Hadîs, fıkıh ve tasavvuf âlimi. Künyesi Ebû Muhammed, lakabı Fahrüddîn’dir. 611 (m. 1214) senesinde Ba’lebek’de doğdu. 688 (m. 1289)’de Dımeşk’da vefât etti. Kur’ân-ı kerîm okumayı ve kırâat ilmini, dayısı Ba’lebek kadısı Sadrüddîn Abdurrahîm bin Nasr’dan öğrendi. Hadîs ilmini, Ebü’l-Mecîd el-Hanbelî, Mükerrem bin Ebi’s-Sakr ve diğer âlimlerden öğrendi. Bu âlimlerden hadîs-i şerîf işitip, rivâyet etti. Fıkıh ilmini ise; Takıyyüddîn Ahmed bin Azvânî, Süleymân bin Abdurrahmân bin Hâfız, Şemsüddîn Ömer bin el-Mencâ’dan öğrendi. Hâfız Takıyyüddîn bin Salâh’ın “Ulûm-ül-hadîs” adlı eserini ezberledi ve müellifîne ezberden okuyup dinletti. Seyf-ül-Âmidî’den ve Kâdı Necmüddîn bin Râcih’den fıkıh usûlü ve hılâf ilminden bir miktar okudu. Amr bin Hâcib’den sonra da, Mecdüddîn bin Erbilî’den nahiv ilmini okudu. Ayrıca Şeyh-ül-fakîh onu sever ve kendi evlâtlarından ileri tutardı. Dımeşk’a gidinceye kadar ona Hanbelîlerin mescidinde imamlık vazîfesi verdi. Dımeşk’a gidince.
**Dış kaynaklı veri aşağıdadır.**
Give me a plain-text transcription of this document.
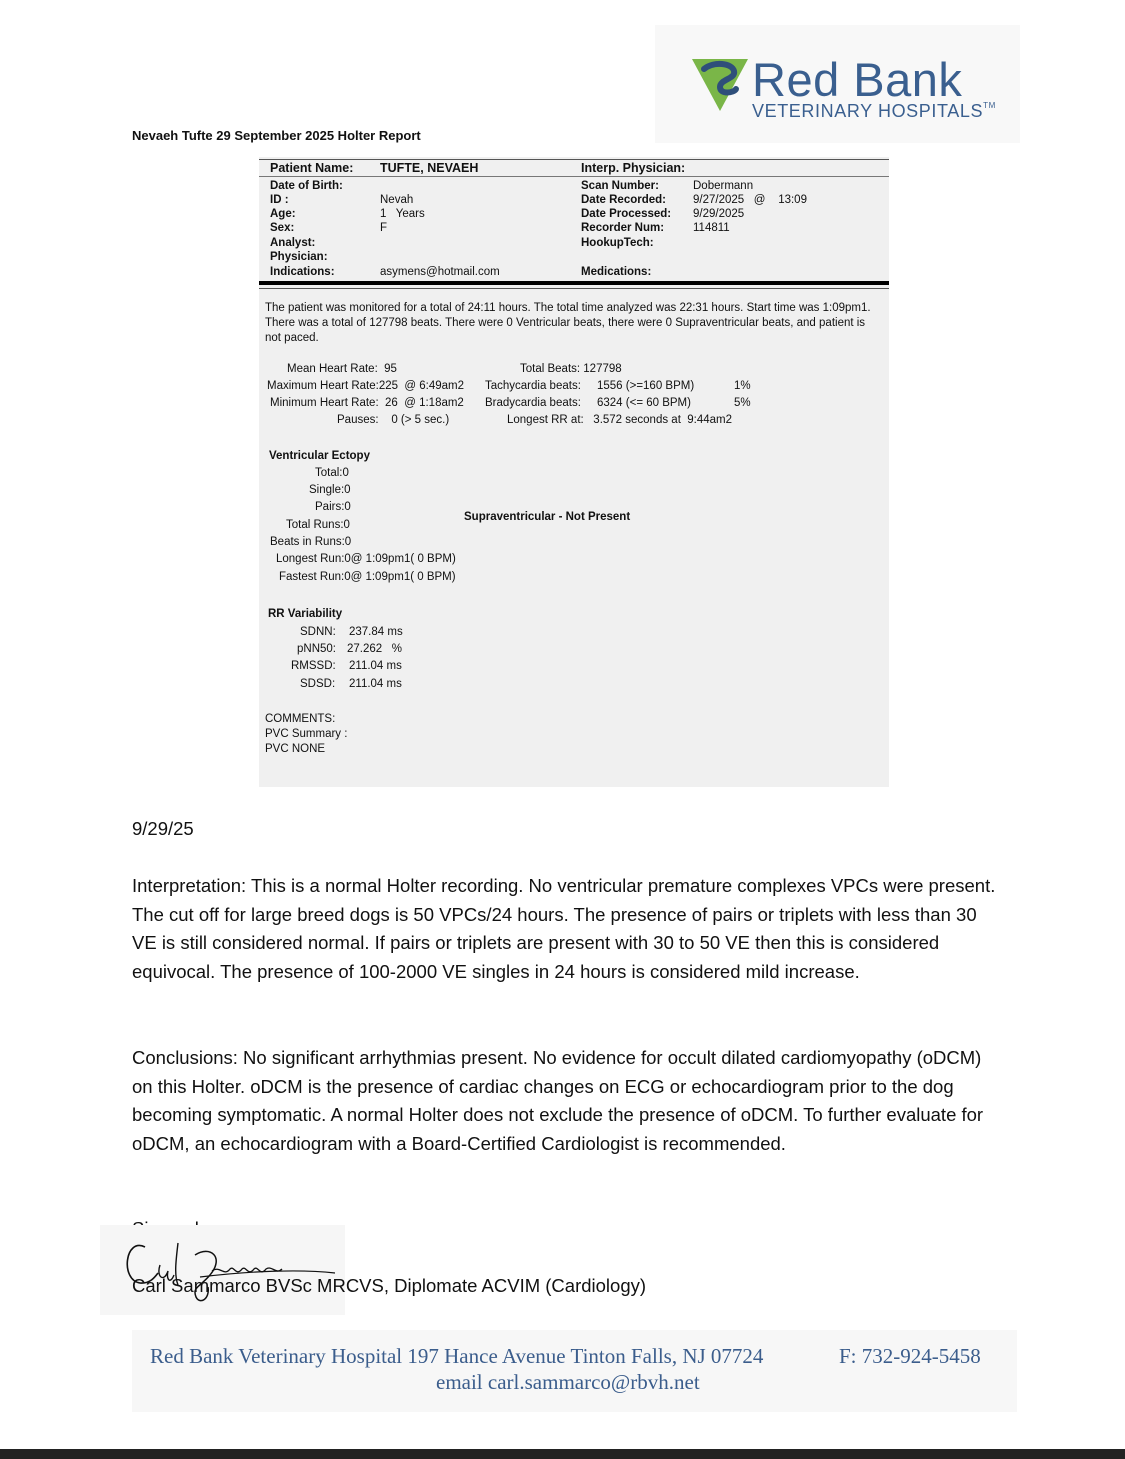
Red Bank
VETERINARY HOSPITALS™
Nevaeh Tufte 29 September 2025 Holter Report
Patient Name: TUFTE, NEVAEH	Interp. Physician:
Date of Birth:
ID :	Nevah
Age:	1   Years
Sex:	F
Analyst:
Physician:
Indications:	asymens@hotmail.com
Scan Number:	Dobermann
Date Recorded: 9/27/2025   @    13:09
Date Processed: 9/29/2025
Recorder Num:	114811
HookupTech:
Medications:
The patient was monitored for a total of 24:11 hours. The total time analyzed was 22:31 hours. Start time was 1:09pm1.
There was a total of 127798 beats. There were 0 Ventricular beats, there were 0 Supraventricular beats, and patient is
not paced.
Mean Heart Rate:  95
Maximum Heart Rate:225  @ 6:49am2
Minimum Heart Rate:  26  @ 1:18am2
Pauses:    0 (> 5 sec.)
Total Beats: 127798
Tachycardia beats: 1556 (>=160 BPM)	1%
Bradycardia beats: 6324 (<= 60 BPM)	5%
Longest RR at:   3.572 seconds at  9:44am2
Ventricular Ectopy
Total:0
Single:0
Pairs:0
Total Runs:0
Beats in Runs:0
Longest Run:0@ 1:09pm1( 0 BPM)
Fastest Run:0@ 1:09pm1( 0 BPM)
Supraventricular - Not Present
RR Variability
SDNN: 237.84 ms
pNN50: 27.262   %
RMSSD: 211.04 ms
SDSD: 211.04 ms
COMMENTS:
PVC Summary :
PVC NONE
9/29/25
Interpretation: This is a normal Holter recording. No ventricular premature complexes VPCs were present. The cut off for large breed dogs is 50 VPCs/24 hours. The presence of pairs or triplets with less than 30 VE is still considered normal. If pairs or triplets are present with 30 to 50 VE then this is considered equivocal. The presence of 100-2000 VE singles in 24 hours is considered mild increase.
Conclusions: No significant arrhythmias present. No evidence for occult dilated cardiomyopathy (oDCM) on this Holter. oDCM is the presence of cardiac changes on ECG or echocardiogram prior to the dog becoming symptomatic. A normal Holter does not exclude the presence of oDCM. To further evaluate for oDCM, an echocardiogram with a Board-Certified Cardiologist is recommended.
Carl Sammarco BVSc MRCVS, Diplomate ACVIM (Cardiology)
Red Bank Veterinary Hospital 197 Hance Avenue Tinton Falls, NJ 07724	F: 732-924-5458
email carl.sammarco@rbvh.net
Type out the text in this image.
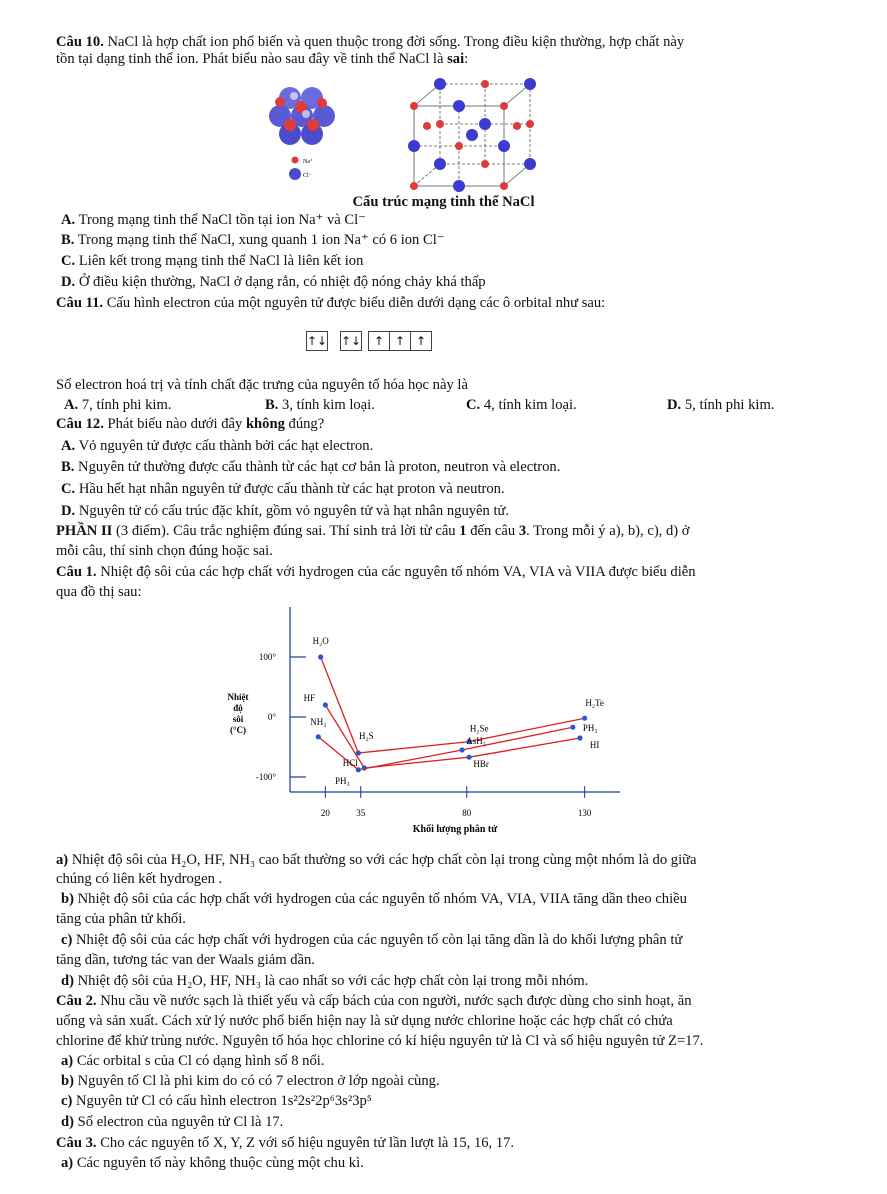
Câu 10. NaCl là hợp chất ion phổ biến và quen thuộc trong đời sống. Trong điều kiện thường, hợp chất này
tồn tại dạng tinh thể ion. Phát biểu nào sau đây về tinh thể NaCl là sai:
Na⁺
Cl⁻
Cấu trúc mạng tinh thể NaCl
A. Trong mạng tinh thể NaCl tồn tại ion Na⁺ và Cl⁻
B. Trong mạng tinh thể NaCl, xung quanh 1 ion Na⁺ có 6 ion Cl⁻
C. Liên kết trong mạng tinh thể NaCl là liên kết ion
D. Ở điều kiện thường, NaCl ở dạng rắn, có nhiệt độ nóng chảy khá thấp
Câu 11. Cấu hình electron của một nguyên tử được biểu diễn dưới dạng các ô orbital như sau:
↑↓ ↑↓	↑ ↑ ↑
Số electron hoá trị và tính chất đặc trưng của nguyên tố hóa học này là
A. 7, tính phi kim.	B. 3, tính kim loại.	C. 4, tính kim loại.	D. 5, tính phi kim.
Câu 12. Phát biểu nào dưới đây không đúng?
A. Vỏ nguyên tử được cấu thành bởi các hạt electron.
B. Nguyên tử thường được cấu thành từ các hạt cơ bản là proton, neutron và electron.
C. Hầu hết hạt nhân nguyên tử được cấu thành từ các hạt proton và neutron.
D. Nguyên tử có cấu trúc đặc khít, gồm vỏ nguyên tử và hạt nhân nguyên tử.
PHẦN II (3 điểm). Câu trắc nghiệm đúng sai. Thí sinh trả lời từ câu 1 đến câu 3. Trong mỗi ý a), b), c), d) ở
mỗi câu, thí sinh chọn đúng hoặc sai.
Câu 1. Nhiệt độ sôi của các hợp chất với hydrogen của các nguyên tố nhóm VA, VIA và VIIA được biểu diễn
qua đồ thị sau:
Nhiệt
độ
sôi
(°C)
100°
0°
-100°
20	35	80	130
Khối lượng phân tử
H₂O
HF
NH₃
H₂S
HCl
PH₃
H₂Se
AsH₃
HBr
H₂Te
PH₃
HI
a) Nhiệt độ sôi của H₂O, HF, NH₃ cao bất thường so với các hợp chất còn lại trong cùng một nhóm là do giữa
chúng có liên kết hydrogen .
b) Nhiệt độ sôi của các hợp chất với hydrogen của các nguyên tố nhóm VA, VIA, VIIA tăng dần theo chiều
tăng của phân tử khối.
c) Nhiệt độ sôi của các hợp chất với hydrogen của các nguyên tố còn lại tăng dần là do khối lượng phân tử
tăng dần, tương tác van der Waals giảm dần.
d) Nhiệt độ sôi của H₂O, HF, NH₃ là cao nhất so với các hợp chất còn lại trong mỗi nhóm.
Câu 2. Nhu cầu về nước sạch là thiết yếu và cấp bách của con người, nước sạch được dùng cho sinh hoạt, ăn
uống và sản xuất. Cách xử lý nước phổ biến hiện nay là sử dụng nước chlorine hoặc các hợp chất có chứa
chlorine để khử trùng nước. Nguyên tố hóa học chlorine có kí hiệu nguyên tử là Cl và số hiệu nguyên tử Z=17.
a) Các orbital s của Cl có dạng hình số 8 nổi.
b) Nguyên tố Cl là phi kim do có có 7 electron ở lớp ngoài cùng.
c) Nguyên tử Cl có cấu hình electron 1s²2s²2p⁶3s²3p⁵
d) Số electron của nguyên tử Cl là 17.
Câu 3. Cho các nguyên tố X, Y, Z với số hiệu nguyên tử lần lượt là 15, 16, 17.
a) Các nguyên tố này không thuộc cùng một chu kì.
Kâdı Necmüddîn İbn-üş-Şeyh Şemsüddîn bin Ebî Ömer’in yerine vekâleten Cevziyye’de ders verdi. Sadriyye ve Müsmâriyye’de de İbn-i Mencâ’ya vekâleten ders verdi. Ayrıca câmide ders halkası kurdu. Meşhed ve Urve’de hadîs hocalığı vazîfesi yaptı. Nûriyye ve Sadriyye’de de Dâr-ül-hadîs medreselerinde hadîs müderrisliği yaptı. Fıkıh âlimlerinden pekçok kimse ondan icâzet aldı. Güler yüzlü ve şöhretten sakınan bir zât idi. Geceleri çok namaz kılar ve Kur’ân-ı kerîm okur, gündüzleri ise ekseriya oruçlu olurdu.
İbn-i Yunînî onun hakkında şöyle demiştir: “Çok ibâdet eden, sâlih, zâhid ve faziletli bir zât idi. O, babamın sohbetinde bulunanlardandır. Babam onu severdi. Hanbelîlerin mescidinde onu imamlığa geçirdi. Onunla Mekke’ye yolculuk yaptım, ibâdet etmesinde ve üstün hâllerinde onun benzerini çok az gördüm, ilmiyle amel eden âlimlerin hayırlılarından, sâlih, mütevâzi, istikâmet sahibi ve ince kalbli olup, Allahü teâlânın sâlih kullarından idi.”
Berzâhî de onun için; “Müslümanların hayırlılarından ve sâlihlerin büyüklerinden idi” demiştir.